Before he takes to the stage, hotly-tipped newcomer Brooke Bentham opens proceedings. A hometown friend of Fender’s from when they used to do open-mic nights together, it’s fitting that she now opens his biggest ever headline shows. Despite having a hushed, reserved stage persona, her voice is the polar opposite, landing somewhere between Stevie Nicks and Wolf Alice’s Ellie Rowsell. She and her band blast through a set of tracks from her upcoming debut, due in February, including the grungey riffs of ‘All My Friends Are Drunk’ and the phenomenal ‘Blue Light’, which features Bentham’s vocal howl at its finest. Despite the more tender moments being spoiled by a talkative crowd, the distortion-fuelled recent single ‘Perform For You’ ends the set on an energetic high note.
As Fender and his band bounce onto the stage and launch into a thundering ‘Will We Talk’, it is clear that despite it being a Monday night, the Glaswegian crowd are properly up for it. The place promptly goes nuts and is matched only by Fender’s boundless energy. He only reaches the end of his second song of the night before commenting “it doesn’t get much better than that”. After the excellent ‘All Is On My Side’, featuring beautiful War On Drugs-esque melodies, he simply exclaims “this is fucking smashing, like” in his broad Geordie brogue. With a smile permanently etched across his face, Fender is loving every minute.
The frontman may be soft-spoken, but he certainly doesn’t shy away from his political viewpoints.

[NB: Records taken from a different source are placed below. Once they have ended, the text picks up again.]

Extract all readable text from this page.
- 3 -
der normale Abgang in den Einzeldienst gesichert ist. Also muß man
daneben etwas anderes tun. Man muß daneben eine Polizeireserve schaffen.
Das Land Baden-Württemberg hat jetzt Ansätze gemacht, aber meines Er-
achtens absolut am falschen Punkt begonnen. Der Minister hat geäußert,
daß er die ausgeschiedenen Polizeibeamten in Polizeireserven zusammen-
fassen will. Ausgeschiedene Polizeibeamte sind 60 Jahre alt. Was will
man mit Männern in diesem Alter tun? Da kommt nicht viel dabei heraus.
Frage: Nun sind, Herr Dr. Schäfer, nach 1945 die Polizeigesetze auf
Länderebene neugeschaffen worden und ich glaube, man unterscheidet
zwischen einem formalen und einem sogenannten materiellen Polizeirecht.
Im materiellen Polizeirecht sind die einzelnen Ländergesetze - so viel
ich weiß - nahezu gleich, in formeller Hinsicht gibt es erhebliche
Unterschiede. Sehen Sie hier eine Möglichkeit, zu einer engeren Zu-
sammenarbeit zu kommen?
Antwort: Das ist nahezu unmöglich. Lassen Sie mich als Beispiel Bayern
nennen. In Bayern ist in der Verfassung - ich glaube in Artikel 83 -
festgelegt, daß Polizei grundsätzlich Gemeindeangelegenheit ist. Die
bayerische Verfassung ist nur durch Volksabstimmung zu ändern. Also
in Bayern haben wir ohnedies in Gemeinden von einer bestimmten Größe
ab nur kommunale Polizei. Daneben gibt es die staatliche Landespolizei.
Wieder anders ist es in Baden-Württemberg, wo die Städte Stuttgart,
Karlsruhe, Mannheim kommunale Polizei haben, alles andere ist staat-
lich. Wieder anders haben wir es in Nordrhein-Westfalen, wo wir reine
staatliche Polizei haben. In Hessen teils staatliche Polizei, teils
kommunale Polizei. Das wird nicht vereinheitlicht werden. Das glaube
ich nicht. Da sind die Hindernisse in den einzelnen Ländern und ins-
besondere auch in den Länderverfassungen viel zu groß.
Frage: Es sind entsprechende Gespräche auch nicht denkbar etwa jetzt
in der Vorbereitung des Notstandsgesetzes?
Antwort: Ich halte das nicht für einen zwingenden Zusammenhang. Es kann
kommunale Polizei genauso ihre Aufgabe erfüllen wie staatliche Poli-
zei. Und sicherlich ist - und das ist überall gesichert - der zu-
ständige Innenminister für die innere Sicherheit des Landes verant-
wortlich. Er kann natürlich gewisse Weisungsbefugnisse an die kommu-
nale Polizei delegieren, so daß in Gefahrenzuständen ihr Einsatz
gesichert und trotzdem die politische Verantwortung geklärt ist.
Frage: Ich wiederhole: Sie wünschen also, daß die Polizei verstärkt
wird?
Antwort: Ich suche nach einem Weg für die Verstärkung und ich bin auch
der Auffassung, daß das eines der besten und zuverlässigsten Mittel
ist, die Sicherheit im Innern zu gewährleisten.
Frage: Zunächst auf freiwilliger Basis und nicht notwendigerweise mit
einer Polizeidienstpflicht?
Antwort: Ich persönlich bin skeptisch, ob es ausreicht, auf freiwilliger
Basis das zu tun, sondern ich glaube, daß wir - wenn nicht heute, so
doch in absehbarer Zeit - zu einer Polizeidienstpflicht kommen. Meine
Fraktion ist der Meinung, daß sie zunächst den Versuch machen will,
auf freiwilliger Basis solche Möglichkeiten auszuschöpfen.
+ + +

He exclaims “fuck the Tories” after requesting to be brought with Scotland if independence eventually occurs, and during an urgent ‘Spice’, images of Donald Trump and Boris Johnson are displayed on the screens depicted as unsavoury beasts. On ‘Dead Boys’, an astutely aware ode to his hometown, he sings “everybody round here just drinks, because thats our culture”, and showcases himself as an emerging spokesman for a new generation of disaffected youth.
Fender is an unabashed Bruce Springsteen mega fan, and his influence is clear on the likes of stadium-sized singles ‘The Borders’ and ‘Hypersonic Missiles’, the latter of which features the classic “woah-oh-oh” chants that The Boss is renowned for. He even welcomes a saxophone player, resplendent in a bucket hat and vintage Newcastle United top, who adds extra E Street charm. If this wasn’t enough, the Geordie pays the ultimate tribute in ending his set on a now customary cover of ‘Dancing In The Dark’.
As one of the breakout stars of 2019, Sam Fender is leading the charge in bringing guitar-based music back to the airwaves. He has a thoroughly likeable persona, and while there isn’t much in the way of substance to many of his songs, it is refreshing to see faith being restored amongst the youth in anthemic guitar music once again.